Il piccolo Grey, un gatto randagio, ha subito un crudele destino per mano della giovane, che lo ha colpito con un calcio, facendolo cadere nelle acque gelide di una fontana in piazza. Il freddo ha poi causato la morte del micio, un evento tanto drammatico quanto evitabile. La notizia della sua fine è diventata virale sui social media, dopo essere stata ripresa da un cellulare e pubblicata online, scatenando così l’indignazione degli utenti.
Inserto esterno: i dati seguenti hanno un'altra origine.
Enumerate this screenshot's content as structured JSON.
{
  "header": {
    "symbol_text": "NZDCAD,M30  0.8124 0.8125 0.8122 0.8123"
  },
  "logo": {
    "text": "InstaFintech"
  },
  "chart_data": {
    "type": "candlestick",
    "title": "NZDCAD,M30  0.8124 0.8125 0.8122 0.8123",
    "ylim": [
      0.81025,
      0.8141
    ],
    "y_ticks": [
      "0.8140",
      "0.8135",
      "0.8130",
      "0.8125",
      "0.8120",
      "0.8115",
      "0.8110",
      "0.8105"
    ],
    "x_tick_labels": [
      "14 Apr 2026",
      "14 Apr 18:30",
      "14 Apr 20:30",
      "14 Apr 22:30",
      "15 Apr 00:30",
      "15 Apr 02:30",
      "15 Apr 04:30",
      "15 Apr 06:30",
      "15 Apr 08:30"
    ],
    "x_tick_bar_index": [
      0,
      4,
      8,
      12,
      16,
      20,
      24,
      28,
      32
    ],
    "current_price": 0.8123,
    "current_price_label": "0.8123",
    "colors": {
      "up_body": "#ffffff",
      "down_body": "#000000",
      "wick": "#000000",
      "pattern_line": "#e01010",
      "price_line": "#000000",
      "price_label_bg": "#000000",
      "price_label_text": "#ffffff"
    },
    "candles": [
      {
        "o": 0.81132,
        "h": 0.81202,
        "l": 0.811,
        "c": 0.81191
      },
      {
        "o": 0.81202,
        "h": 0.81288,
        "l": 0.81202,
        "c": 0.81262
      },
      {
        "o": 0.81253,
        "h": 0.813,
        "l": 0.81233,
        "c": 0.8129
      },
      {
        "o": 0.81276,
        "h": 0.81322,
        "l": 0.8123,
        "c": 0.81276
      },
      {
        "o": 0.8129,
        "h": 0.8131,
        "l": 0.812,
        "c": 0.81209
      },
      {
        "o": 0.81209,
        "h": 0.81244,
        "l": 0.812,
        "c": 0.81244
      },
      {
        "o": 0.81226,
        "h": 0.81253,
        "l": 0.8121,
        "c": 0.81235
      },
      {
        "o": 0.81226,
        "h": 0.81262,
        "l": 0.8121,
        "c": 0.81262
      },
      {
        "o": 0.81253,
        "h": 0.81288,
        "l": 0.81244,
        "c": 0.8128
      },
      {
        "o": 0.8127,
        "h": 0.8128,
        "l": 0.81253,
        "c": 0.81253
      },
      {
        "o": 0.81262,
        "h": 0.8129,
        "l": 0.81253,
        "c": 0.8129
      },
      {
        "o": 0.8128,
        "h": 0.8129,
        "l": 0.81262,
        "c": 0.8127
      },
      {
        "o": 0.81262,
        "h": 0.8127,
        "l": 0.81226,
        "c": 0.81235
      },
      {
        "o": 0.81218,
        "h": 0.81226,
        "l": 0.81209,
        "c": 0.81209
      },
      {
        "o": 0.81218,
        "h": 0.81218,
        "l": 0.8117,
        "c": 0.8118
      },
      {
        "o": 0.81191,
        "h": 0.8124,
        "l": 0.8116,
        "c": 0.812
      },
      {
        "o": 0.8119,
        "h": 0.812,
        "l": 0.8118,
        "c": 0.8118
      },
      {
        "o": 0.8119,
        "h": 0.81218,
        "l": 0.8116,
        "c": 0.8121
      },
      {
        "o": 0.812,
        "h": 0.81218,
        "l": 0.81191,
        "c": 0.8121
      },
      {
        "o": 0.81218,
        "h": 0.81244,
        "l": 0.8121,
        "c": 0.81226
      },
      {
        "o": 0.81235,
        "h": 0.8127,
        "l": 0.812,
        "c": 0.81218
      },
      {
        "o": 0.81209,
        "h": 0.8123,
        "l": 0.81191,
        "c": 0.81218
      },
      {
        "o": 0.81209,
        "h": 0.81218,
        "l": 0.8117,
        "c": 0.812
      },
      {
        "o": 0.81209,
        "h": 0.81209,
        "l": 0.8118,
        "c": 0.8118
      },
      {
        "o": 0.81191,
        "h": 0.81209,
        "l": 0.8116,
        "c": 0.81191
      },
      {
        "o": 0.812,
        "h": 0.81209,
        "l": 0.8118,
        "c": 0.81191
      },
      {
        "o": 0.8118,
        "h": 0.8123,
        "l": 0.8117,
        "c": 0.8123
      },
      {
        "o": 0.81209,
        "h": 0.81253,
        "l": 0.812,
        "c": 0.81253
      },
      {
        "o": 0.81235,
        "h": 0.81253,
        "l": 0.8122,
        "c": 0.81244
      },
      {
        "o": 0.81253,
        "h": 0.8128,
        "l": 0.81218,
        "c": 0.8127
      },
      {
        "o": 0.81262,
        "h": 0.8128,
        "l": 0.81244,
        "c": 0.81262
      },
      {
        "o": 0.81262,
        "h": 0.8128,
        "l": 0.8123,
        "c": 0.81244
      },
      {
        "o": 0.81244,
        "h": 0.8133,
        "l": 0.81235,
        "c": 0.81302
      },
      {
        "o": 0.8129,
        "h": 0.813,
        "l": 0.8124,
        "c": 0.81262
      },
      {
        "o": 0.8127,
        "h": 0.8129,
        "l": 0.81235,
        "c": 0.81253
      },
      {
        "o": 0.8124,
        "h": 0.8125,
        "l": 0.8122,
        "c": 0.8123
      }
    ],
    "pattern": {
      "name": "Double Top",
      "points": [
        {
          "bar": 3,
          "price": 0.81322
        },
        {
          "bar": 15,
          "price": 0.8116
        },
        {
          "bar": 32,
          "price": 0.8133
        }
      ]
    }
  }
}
In risposta a questo terribile evento, l’Amministrazione comunale di Alberobello ha rilasciato una dichiarazione enfatizzando l’importanza di intraprendere un percorso rieducativo, con l’obiettivo di promuovere il rispetto e la cura degli animali. Questo percorso, volto al recupero e alla riabilitazione, è considerato essenziale soprattutto per le fasce più giovani della comunità. L’Amministrazione sottolinea anche la necessità di terminare la gogna mediatica, affermando che ogni forma di violenza, verbale o fisica, non riflette i valori di civiltà, accoglienza, comprensione, e principi etici e morali che caratterizzano la comunità di Alberobello, riconosciuta Patrimonio mondiale dell’Umanità.